41%) were H. pylori positive. The prevalence reached a peak at the age of 30–39 years (90.82%). There was significant difference between sexes and women had a higher infection rate than men. The prevalence of

H. pylori infection was also associated with eating kipper food and fried food. No association between H. pylori prevalence and smoking or drinking was found. Compared to healthy individuals, people with dyspeptic diseases (peptic ulcer, gastroenteritis) click here presented a high prevalence of H. pylori infection. Using multivariate logistic regression analysis, age, history of peptic ulcer and gastroenteritis were the independent predictors for H. pylori infection. Conclusion: Yangzhong country, a persistent high risk area of gastric carcinoma, had a high prevalence of H. pylori infection and was related to several risk factors. The underlying mechanisms are needed to be further investigated. Key Word(s): 1. Helicobacter pylori; 2. risk factor; 3. Jiangsu province; 4. gastric cancer; Presenting Author: YIN ZHU Additional Authors: HONGSHENG WANG, YAN SUN, MING YAN, JUNGSOO JOO, JIAFANG SUN, WEIPING CHEN, CHENFENG QI, NONGHUA LV, HERBERTCARPENTER Paclitaxel manufacturer MORSE, III, WILLIAMG COLEMAN, JR Corresponding Author: HERBERTCARPENTER MORSE, III,, WILLIAMG COLEMAN, JR Affiliations: National Institutes of Health, NIDDK; the First Aiilated Hospital of NanChang Univerisity, the Department of

Gastroenterology; National Institutes of Health, NIAID; the First Affiliated Hosptial of Nanchang University,

the Department of Gastroenterology Objective: Interferon Regulatory Factor 8 (IRF8) is a transcription factor Avelestat (AZD9668) of the interferon regulatory factor (IRF) family and has many functions involved in the regulation of development, growth and host defense in hematopoietic lineage cells including innate and adaptive immune responses.
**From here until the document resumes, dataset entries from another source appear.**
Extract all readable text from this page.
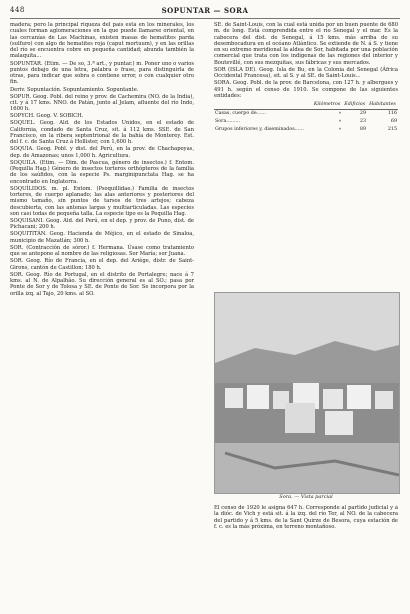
448	SOPUNTAR — SORA

madera; pero la principal riqueza del país está en los minerales, los cuales forman aglomeraciones en la que puede llamarse oriental, en las cercanías de Las Machinas, existen masas de hematites parda (sulfuro) con algo de hematites roja (caput mortuum), y en las orillas del río se encuentra cobre en pequeña cantidad; abunda también la malaquita...

SOPUNTAR. (Etim. — De so, 3.ª art., y puntar.) m. Poner uno o varios puntos debajo de una letra, palabra o frase, para distinguirla de otras, para indicar que sobra o contiene error, o con cualquier otro fin.

Deriv. Sopuntación. Sopuntamiento. Sopuntante.

SOPUR. Geog. Pobl. del reino y prov. de Cachemira (NO. de la India), cit. y á 17 kms. NNO. de Patán, junto al Jelam, afluente del río Indo, 1600 h.

SOPYCH. Geog. V. SOBICH.

SOQUEL. Geog. Ald. de los Estados Unidos, en el estado de California, condado de Santa Cruz, sit. á 112 kms. SSE. de San Francisco, en la ribera septentrional de la bahía de Monterey. Est. del f. c. de Santa Cruz á Hollister, con 1,600 h.

SOQUIA. Geog. Pobl. y dist. del Perú, en la prov. de Chachapoyas, dep. de Amazonas; unos 1,000 h. Agricultura.

SOQUILA. (Etim. — Dim. de Pascua, género de insectos.) f. Entom. (Pequilla Hag.) Género de insectos torteros orthópteros de la familia de los saúfidos, con la especie Ps. marginipunctata Hag. se ha encontrado en Inglaterra.

SOQUÍLIDOS. m. pl. Entom. (Psoquillidae.) Familia de insectos torteros, de cuerpo aplanado; las alas anteriores y posteriores del mismo tamaño, sin puntos de tarsos de tres artejos; cabeza descubierta, con las antenas largas y multiarticuladas. Las especies son casi todas de pequeña talla. La especie tipo es la Pequilla Hag.

SOQUISANI. Geog. Ald. del Perú, en el dep. y prov. de Puno, dist. de Pichacani; 200 h.

SOQUITITÁN. Geog. Hacienda de Méjico, en el estado de Sinaloa, municipio de Mazatlán; 300 h.

SOR. (Contracción de sóror.) f. Hermana. Úsase como tratamiento que se antepone al nombre de las religiosas. Sor María; sor Juana.

SOR. Geog. Río de Francia, en el dep. del Ariège, distr. de Saint-Girons, cantón de Castillon; 180 h.

SOR. Geog. Río de Portugal, en el distrito de Portalegre; nace á 7 kms. al N. de Alpalhão. Su dirección general es al SO.; pasa por Ponte de Sor y de Tolosa y SE. de Ponte de Sor. Se incorpora por la orilla izq. al Tajo, 20 kms. al SO.

SE. de Saint-Louis, con la cual está unida por un buen puente de 680 m. de long. Está comprendida entre el río Senegal y el mar. Es la cabecera del dist. de Senegal, á 15 kms. más arriba de su desembocadura en el océano Atlántico. Se extiende de N. á S. y tiene en su extremo meridional la aldea de Sor, habitada por una población comercial que trata con los indígenas de las regiones del interior y Boutevillé, con sus mezquitas, sus fábricas y sus mercados.

SOR (ISLA DE). Geog. Isla de Bu, en la Colonia del Senegal (África Occidental Francesa), sit. al S. y al SE. de Saint-Louis...

SORA. Geog. Pobl. de la prov. de Barcelona, con 127 h. y albergues y 491 h. según el censo de 1910. Se compone de las siguientes entidades:

	Kilómetros	Edificios	Habitantes
Casas, cuerpo de......	»	29	116
Sora.........	»	23	69
Grupos inferiores y, diseminados......	»	89	215
Sora. — Vista parcial

El censo de 1920 le asigna 647 h. Corresponde al partido judicial y á la dióc. de Vich y está sit. á la izq. del río Ter, al NO. de la cabecera del partido y á 5 kms. de la Sant Quirze de Besora, cuya estación de f. c. es la más próxima, en terreno montañoso.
However, expression and function of IRF8 in non-hematopoietic cells remain poorly understood. Methods: We used microarray analysis to monitor host responses to Helicobacter pylori (H. pylori) infection. The expression of IRF8 was detected by quantitative PCR and western blot in the gastric epithelial cell line (GSM06) and macrophage cell line (RAW264.7) infected by H. pylori. We generated an IRF8-EGFP fusion protein reporter mice (IRF8-EGFP mice) to monitor IRF8 expression during H. pylori infection using immunofluorescence and qPCR. Results: The results of microarray analysis showed that the IRF8 gene was up-regulated (fold changes > 2, p < 0.0001). Both IRF8 mRNA expression and IRF8 protein level increased in GSM06 and RAW264.7 after infected by H. pylori. The protein of IRF8 expressed in gastric epithelial cells from IRF8-EGFP mouse stomach, mostly localized in the nucleus. The fluorescence of IRF8 increased on gastric epithelial cells with the extension of H. pylori infection. IRF8 mRNA expression of stomach tissues increased significantly in IRF8-EGFP mice infected by H. pylori, compared with wild type control mice (p < 0.05).